Key Challenges to the Future

 
III.B.9.0
 

Lead Author(s): 

Marc C. Hochberg, MD

Supporting Author(s): 

Sylvia I. Watkins-Castillo, PhD

There are many challenges to the management of patients with arthritis that need to be addressed in the future, including, but not limited to, access to specialty care for timely and accurate diagnosis, appropriate use of non-pharmacologic modailities and pharmacotherapy, including targeted small molecule and newer biologic disease modifying anti-rheumatic drugs (DMARDs), adherence to pharmacotherapy, and addressing comorbid medical conditions in patients with various forms of arthritis.

 

Access to Specialty Care

The American College of Rheumatology (ACR) conducted a workforce study in 2015 and noted that the demand for care of patients with arthritis would continue to increase with the aging of the US population.1 Major areas that were identified include the role of primary care providers in the diagnosis and management of common forms of arthritis (eg, osteoarthritis, fibromyalgia, gout) and strategies to improve options for access to rheumatologist specialty care for patients with rheumatoid arthritis, psoriatic arthritis, spondyloarthritides, and systemic autoimmune rheumatic diseases. Training of more mid-level providers (ie, nurse practitioners and physician assistants) and more health professionals (eg, nurses, physical therapists, and occupational therapists) in the care of patients with rheumatic and musculoskeletal diseases would work to address some of this demand.
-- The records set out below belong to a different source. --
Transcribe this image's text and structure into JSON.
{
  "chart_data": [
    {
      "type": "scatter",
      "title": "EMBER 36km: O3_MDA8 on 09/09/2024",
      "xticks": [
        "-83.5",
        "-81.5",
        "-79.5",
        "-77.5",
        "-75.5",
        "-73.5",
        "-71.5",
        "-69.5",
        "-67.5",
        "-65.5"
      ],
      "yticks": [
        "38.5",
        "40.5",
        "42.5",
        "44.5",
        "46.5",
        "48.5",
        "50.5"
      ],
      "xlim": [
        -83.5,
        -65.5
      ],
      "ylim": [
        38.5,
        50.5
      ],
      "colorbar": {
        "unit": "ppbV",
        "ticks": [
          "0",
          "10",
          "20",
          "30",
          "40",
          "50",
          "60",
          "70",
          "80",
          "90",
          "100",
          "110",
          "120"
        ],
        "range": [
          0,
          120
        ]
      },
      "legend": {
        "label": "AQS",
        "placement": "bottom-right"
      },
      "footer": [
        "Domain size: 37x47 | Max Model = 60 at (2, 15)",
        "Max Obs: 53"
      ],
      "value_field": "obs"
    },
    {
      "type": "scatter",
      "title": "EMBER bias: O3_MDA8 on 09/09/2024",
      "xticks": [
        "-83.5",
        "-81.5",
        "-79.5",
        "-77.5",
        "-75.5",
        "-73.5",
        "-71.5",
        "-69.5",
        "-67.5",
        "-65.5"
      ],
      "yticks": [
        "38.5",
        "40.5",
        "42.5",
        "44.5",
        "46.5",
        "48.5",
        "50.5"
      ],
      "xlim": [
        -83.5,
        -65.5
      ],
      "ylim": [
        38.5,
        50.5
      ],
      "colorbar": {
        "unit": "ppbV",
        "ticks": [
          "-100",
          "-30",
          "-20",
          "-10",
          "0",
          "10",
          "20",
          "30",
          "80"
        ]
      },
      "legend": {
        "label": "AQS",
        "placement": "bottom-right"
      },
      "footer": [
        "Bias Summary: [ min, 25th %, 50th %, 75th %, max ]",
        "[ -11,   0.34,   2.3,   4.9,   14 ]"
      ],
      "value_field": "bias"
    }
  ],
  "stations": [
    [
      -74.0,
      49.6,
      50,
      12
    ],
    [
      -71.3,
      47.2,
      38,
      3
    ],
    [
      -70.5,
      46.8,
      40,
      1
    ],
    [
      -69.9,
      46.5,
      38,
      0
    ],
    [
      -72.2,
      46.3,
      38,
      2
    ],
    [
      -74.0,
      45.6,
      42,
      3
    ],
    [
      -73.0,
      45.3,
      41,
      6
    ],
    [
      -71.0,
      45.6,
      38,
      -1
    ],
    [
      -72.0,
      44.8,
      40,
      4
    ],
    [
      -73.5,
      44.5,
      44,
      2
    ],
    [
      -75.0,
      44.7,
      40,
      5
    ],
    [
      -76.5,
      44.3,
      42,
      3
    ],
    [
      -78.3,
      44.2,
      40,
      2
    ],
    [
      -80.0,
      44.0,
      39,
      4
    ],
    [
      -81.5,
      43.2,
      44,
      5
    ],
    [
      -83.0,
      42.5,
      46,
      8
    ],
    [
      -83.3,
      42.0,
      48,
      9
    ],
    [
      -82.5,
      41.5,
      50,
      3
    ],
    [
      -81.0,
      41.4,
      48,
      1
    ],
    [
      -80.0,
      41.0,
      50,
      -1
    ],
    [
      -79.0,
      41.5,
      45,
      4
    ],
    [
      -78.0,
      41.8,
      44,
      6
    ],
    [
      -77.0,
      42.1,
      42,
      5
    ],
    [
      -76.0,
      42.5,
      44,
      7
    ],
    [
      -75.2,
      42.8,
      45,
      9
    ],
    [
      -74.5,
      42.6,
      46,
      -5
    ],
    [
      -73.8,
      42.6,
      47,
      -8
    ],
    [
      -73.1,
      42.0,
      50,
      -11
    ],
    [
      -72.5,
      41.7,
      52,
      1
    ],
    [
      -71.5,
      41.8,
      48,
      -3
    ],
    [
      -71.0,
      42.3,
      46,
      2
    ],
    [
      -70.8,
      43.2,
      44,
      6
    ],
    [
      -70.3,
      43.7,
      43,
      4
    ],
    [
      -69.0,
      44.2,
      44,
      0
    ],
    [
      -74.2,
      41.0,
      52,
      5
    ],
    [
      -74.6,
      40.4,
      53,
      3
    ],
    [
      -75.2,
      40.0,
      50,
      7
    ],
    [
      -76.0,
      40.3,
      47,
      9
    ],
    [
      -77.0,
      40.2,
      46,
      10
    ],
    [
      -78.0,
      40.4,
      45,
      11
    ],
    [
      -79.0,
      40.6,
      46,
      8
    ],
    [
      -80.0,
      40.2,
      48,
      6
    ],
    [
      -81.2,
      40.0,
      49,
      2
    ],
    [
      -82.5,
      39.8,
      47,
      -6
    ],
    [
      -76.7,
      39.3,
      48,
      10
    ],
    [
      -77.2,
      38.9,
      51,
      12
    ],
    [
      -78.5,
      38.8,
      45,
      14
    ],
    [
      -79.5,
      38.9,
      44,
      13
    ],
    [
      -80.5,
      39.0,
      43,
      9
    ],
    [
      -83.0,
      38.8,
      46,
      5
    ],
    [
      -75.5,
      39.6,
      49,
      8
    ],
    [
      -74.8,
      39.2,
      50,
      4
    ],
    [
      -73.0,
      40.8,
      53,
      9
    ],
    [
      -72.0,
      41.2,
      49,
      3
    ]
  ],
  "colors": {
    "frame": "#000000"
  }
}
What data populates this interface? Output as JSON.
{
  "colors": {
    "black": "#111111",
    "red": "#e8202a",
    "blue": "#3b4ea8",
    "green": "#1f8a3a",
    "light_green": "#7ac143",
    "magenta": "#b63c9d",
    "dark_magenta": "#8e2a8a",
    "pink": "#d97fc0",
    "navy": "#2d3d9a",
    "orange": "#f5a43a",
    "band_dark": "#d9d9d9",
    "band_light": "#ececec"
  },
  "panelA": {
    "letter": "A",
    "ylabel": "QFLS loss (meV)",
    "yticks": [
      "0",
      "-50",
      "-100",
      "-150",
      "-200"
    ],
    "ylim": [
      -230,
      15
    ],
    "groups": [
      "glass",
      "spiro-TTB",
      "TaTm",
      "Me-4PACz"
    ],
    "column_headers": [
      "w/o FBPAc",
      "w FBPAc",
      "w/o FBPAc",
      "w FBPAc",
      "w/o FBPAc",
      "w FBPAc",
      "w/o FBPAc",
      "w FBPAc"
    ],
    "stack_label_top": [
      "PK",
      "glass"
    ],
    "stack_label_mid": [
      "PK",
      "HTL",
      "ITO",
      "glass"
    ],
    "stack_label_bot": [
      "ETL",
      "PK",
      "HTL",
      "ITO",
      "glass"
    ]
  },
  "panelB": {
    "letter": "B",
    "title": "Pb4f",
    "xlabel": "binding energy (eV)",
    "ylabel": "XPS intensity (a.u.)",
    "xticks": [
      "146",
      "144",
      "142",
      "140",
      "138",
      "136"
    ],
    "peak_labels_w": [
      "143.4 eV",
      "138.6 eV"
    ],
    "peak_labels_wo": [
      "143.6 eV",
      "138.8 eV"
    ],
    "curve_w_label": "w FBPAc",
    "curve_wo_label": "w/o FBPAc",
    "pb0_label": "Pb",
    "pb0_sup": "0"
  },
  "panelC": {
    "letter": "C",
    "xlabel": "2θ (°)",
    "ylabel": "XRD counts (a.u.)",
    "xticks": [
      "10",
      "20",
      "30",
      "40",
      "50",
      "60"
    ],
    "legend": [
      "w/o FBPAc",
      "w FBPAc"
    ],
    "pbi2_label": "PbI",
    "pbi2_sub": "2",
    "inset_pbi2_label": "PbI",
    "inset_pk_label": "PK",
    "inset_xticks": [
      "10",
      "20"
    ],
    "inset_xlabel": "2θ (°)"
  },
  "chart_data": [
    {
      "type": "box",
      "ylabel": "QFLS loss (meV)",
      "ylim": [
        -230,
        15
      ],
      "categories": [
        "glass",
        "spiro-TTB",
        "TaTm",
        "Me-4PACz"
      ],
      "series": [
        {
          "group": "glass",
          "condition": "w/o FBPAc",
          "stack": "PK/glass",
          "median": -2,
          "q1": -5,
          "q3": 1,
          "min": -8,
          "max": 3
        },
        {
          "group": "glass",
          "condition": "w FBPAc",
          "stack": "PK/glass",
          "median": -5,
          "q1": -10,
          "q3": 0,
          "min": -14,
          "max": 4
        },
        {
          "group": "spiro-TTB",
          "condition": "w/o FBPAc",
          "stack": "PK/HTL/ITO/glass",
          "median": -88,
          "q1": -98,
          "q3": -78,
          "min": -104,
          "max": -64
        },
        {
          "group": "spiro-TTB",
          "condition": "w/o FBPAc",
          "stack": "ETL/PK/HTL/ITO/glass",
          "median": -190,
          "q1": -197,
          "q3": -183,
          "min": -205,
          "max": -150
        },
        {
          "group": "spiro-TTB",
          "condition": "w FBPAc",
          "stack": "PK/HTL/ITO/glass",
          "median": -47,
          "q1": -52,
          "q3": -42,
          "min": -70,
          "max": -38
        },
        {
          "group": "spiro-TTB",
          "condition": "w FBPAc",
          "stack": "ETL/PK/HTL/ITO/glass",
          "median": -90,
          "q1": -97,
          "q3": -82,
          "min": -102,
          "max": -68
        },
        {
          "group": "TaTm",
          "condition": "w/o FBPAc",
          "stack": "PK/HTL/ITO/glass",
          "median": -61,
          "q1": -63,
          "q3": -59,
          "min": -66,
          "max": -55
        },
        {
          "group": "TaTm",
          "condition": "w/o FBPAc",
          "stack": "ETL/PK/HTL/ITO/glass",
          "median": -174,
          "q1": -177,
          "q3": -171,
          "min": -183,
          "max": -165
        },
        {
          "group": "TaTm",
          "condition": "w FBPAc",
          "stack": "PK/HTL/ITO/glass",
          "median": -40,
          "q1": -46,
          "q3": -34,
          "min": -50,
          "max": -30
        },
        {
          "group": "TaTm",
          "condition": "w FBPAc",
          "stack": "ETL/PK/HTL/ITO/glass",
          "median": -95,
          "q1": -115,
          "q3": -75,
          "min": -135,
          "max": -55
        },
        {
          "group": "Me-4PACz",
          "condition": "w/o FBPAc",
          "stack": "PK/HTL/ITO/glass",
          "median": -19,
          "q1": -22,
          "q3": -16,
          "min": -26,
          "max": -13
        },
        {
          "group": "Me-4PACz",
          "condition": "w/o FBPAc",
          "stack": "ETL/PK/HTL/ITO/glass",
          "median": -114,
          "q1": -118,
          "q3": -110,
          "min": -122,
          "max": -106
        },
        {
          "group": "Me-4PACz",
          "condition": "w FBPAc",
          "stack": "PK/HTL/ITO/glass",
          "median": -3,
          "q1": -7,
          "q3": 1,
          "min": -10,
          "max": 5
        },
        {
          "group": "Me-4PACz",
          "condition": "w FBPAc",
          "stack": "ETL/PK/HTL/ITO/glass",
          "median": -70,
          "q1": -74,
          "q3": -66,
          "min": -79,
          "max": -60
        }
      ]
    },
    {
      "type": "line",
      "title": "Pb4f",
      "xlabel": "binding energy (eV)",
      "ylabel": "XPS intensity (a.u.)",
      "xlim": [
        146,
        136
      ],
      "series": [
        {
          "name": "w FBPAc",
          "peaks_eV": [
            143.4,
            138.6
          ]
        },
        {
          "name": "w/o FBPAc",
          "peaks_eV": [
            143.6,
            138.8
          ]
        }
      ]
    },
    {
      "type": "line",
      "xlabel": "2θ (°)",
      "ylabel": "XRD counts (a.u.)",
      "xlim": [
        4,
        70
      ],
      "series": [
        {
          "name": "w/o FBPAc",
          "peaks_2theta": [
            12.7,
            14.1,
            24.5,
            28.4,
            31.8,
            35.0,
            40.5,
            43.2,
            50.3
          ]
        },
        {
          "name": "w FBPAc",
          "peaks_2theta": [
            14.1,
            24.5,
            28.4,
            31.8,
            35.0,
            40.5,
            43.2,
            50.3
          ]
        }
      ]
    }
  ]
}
In addition to issues regarding workforce, there are potential barriers to care including insurance coverage, high co-pays, and limits on number for visits for rehabilitation services such as physical therapy and occupational therapy. Adding to the cost of non-pharmacologic and pharmacologic interventions, especially newer biologic DMARDS, and pharmacy benefit reimbursement plans, are barriers due to high co-pays and prior authorization required for newer pharmacologic interventions.

 

Appropriate Use of Treatment Modalities

Funding of clinical trials to provide best evidence of the efficacy of treatment modalities, including non-pharmacologic interventions is needed. It is extremely important that evidence-based treatments be translated into clinical practice through the use of evidence-based recommendations published by nationally recognized professional societies. Such recommendations exist for the management of most forms of arthritis including, but not limited to, gout, osteoarthritis, rheumatoid arthritis, axial spondyloarthritis (formerly known as ankylosing spondylitis), psoriatic arthritis, and fibromyalgia. These recommendations include the use of both non-pharmacologic and pharmacologic modalities; it is felt to be important to emphasize the role of the former approaches particularly for osteoarthritis and fibromyalgia.

 

Adherence to Treatment Modalities

Virtually all forms of arthritis and systemic autoimmune rheumatic diseases are chronic conditions and effective treatments require patient participation, whether that is taking medications regularly (eg, urate-lowering therapy for gout) or making lifestyle changes such as adhering to dietary changes, a lifelong pattern of physical activity, or using cognitive behavioral therapy or mind-body techniques.

 

Management of Comorbid Medical Conditions

Patients with various forms of arthritis have an increased risk for cardiovascular comorbidities including coronary artery disease. While control of systemic inflammation appears to be important in ameliorating this risk, it is important for practitioners to focus on reducing other factors that contribute to increased cardiovascular disease risk including overweight and obesity, lack of physical activity, smoking, hypertension, hyperlipidemia, and poorly controlled type 2 diabetes mellitus. Depression also has been recognized as contributing to persistent pain, reduced physical function, and impaired quality of life in patients with various forms of arthritis. There is an ongoing need for care coordination between the rheumatology specialist and the primary care provider, particularly in patients who require co-management.


Meeting current and future needs will require a wealth of data currently not available or accessible. In the broad scope of musculoskeletal diseases, data currently either not available or inaccessible to BMUS analysts include treatment cost/benefits, medical workforce, geographic data at detail levels (due to small sample sizes), and outcomes.

In addition, many of the requests for additional data and analysis are beyond the scope of the current BMUS project due to staff size, staff expertise, and funding.